Scotland’s oldest football club, Queen’s Park, have moved quickly to confirm that they remain true to their amateur philosophy after reports emerged that they have signed players on professional contracts.
The Hampden club, which turns 150 years old next July, admit they have players on professional contracts, who are paid £1 per week, but the contracts are used only as a pragmatic solution to registration issues that first arose more than 20 years ago.
Several clubs have been highlighted as paying less than the National Minimum Wage to players and Queen’s were used as an example. That led to claims that any payment to players meant that the club were no longer amateur. However, club president Alan Hutchison has confirmed that the Spiders remain true to their motto of – ludere causa ludendi – to play for the sake of playing.

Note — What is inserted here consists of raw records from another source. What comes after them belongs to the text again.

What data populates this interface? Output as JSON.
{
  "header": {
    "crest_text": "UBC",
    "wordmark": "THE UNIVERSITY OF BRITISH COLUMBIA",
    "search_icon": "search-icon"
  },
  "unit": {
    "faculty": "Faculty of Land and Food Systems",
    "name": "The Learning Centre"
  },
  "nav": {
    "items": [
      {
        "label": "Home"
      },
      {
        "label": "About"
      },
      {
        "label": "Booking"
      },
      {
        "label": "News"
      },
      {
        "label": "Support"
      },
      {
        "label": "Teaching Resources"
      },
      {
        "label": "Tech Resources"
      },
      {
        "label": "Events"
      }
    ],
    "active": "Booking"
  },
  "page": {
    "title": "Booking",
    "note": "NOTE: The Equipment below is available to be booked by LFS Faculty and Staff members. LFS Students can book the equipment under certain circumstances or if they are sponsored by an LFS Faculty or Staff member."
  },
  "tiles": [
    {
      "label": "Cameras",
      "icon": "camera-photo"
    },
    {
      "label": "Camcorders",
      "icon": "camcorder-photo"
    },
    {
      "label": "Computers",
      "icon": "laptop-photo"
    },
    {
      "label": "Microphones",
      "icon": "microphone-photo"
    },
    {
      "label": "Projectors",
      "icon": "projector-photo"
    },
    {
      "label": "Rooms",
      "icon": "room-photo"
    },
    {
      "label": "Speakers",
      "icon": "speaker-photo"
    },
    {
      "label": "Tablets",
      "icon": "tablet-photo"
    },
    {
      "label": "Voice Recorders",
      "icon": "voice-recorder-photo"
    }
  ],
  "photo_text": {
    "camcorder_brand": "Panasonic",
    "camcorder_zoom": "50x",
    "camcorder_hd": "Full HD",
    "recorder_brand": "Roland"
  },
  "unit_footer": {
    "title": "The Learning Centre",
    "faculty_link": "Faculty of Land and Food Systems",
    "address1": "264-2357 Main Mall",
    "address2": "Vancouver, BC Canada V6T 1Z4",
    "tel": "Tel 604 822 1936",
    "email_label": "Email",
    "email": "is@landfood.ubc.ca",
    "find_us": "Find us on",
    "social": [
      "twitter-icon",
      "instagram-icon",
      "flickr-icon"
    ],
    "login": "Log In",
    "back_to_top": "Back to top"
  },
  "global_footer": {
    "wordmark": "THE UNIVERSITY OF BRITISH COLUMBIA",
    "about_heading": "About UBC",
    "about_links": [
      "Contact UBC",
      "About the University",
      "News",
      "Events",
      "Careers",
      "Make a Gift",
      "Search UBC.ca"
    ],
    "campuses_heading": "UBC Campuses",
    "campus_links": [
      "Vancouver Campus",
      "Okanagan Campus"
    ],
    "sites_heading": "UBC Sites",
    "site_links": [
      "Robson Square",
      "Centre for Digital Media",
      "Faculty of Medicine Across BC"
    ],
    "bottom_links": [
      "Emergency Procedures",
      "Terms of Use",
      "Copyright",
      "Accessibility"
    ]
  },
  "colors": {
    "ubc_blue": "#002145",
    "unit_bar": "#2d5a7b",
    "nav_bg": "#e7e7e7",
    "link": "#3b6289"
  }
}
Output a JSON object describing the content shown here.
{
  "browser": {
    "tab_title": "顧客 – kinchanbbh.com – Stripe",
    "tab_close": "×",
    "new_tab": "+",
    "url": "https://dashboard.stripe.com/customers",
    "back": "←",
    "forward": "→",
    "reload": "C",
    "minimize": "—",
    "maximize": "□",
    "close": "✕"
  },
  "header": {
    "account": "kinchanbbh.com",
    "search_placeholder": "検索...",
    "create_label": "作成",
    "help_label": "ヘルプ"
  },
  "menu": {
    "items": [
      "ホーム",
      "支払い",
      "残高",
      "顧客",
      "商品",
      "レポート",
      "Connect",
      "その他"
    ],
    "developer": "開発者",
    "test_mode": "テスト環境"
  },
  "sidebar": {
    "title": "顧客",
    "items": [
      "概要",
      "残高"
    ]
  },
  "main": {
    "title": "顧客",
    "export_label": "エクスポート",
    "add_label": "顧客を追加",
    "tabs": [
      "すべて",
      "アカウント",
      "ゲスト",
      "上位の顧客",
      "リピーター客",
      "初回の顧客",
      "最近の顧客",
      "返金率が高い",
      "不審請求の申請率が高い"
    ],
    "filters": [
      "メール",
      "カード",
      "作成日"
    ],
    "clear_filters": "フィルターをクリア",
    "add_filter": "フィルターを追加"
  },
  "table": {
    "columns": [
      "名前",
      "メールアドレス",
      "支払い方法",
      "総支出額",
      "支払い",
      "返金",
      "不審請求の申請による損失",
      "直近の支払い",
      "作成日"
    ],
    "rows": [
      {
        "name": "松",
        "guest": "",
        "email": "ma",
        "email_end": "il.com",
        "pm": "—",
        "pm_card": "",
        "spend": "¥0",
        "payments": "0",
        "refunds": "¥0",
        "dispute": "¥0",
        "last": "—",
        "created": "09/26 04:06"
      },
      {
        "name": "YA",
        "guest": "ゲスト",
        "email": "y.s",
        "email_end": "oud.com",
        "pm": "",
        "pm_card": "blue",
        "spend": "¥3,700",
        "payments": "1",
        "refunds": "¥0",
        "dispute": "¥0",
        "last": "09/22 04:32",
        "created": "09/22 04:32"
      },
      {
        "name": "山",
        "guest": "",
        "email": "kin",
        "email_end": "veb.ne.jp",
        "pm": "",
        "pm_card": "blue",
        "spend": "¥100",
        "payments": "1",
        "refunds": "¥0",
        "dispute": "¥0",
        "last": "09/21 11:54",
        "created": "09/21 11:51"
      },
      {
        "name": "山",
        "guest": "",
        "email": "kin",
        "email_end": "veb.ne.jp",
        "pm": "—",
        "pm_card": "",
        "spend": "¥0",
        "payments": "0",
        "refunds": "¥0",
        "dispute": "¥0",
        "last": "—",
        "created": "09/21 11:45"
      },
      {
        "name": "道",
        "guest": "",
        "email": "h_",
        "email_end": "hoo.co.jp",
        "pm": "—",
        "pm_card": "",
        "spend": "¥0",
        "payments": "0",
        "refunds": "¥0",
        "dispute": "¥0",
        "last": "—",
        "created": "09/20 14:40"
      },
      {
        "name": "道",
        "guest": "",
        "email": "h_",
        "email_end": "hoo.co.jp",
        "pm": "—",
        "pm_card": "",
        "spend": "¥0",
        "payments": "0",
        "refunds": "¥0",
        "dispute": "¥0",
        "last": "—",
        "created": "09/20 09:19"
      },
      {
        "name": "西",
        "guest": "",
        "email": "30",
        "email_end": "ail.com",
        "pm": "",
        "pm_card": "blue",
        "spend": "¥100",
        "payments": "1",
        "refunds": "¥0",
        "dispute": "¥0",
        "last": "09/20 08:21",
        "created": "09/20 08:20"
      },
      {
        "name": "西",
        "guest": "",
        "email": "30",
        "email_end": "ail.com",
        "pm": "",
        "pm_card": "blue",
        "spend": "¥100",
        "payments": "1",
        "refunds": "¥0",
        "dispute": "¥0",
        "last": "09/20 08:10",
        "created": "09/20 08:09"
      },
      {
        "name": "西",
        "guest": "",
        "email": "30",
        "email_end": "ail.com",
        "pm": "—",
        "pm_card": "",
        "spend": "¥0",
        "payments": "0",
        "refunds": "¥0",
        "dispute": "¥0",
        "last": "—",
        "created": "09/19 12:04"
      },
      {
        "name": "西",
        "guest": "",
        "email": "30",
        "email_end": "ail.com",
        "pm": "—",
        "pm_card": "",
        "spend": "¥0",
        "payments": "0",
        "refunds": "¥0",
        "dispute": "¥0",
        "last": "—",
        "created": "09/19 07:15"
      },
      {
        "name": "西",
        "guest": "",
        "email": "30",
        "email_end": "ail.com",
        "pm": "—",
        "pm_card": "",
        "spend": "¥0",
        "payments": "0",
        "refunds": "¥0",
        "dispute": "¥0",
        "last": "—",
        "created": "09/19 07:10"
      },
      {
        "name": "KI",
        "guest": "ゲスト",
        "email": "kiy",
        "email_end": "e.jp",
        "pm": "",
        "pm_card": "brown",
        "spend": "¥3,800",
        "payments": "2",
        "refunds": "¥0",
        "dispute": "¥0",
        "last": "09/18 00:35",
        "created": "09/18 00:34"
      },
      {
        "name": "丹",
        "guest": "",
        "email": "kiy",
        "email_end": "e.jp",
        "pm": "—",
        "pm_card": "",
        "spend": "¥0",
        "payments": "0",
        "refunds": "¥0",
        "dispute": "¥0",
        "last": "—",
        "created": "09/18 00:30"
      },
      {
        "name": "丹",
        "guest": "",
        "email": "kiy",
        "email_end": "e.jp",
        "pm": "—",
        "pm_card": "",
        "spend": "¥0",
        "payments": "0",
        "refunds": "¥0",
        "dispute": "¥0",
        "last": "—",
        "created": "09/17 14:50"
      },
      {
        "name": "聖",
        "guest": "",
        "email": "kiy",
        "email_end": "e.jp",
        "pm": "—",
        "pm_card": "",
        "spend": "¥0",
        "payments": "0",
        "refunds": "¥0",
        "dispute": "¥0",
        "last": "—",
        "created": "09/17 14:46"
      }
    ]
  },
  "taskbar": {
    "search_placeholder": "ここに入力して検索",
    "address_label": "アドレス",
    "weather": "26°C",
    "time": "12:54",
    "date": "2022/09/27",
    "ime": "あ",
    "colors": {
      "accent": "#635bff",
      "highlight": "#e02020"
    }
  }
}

Hutchison said: “A recent article implied that Queen’s Park have abandoned 150 years of our amateur tradition, and further, that the contracts we are asking some of our players to sign may be subject to scrutiny under employment legislation.”
“That is not the case and I would like to reassure members, supporters and the wider football community that we remain totally committed to our philosophy of not paying our players.”
Hutchison said: “In 1995, we made the decision to sign players who had previously been professional at other clubs. At that time, we were advised by the Scottish Football League, that we could not sign these players on an amateur form. The pragmatic solution was to sign the players on a professional form which stated explicitly their wage would be £1 per week in lieu of expenses.
“When the Scottish Professional Football League came into being in 2013 they produced a new contract form which did not have the facility to use the term ‘in lieu of expenses’. This has never been an issue as we explain to each player who signs a professional form with us what is exactly involved in their contract, so there is no basis for doubt in the future.
“Therefore we have players who are on professional forms but are on exactly the same expenses structure – based on how far away they live from Hampden – as those on amateur forms. The expenses paid are therefore purely reimbursement for costs incurred.”
This practice has been accepted, and Hutchison added: “HMRC did not have a problem with this either at the time this solution was set up, or at our last payroll audit.”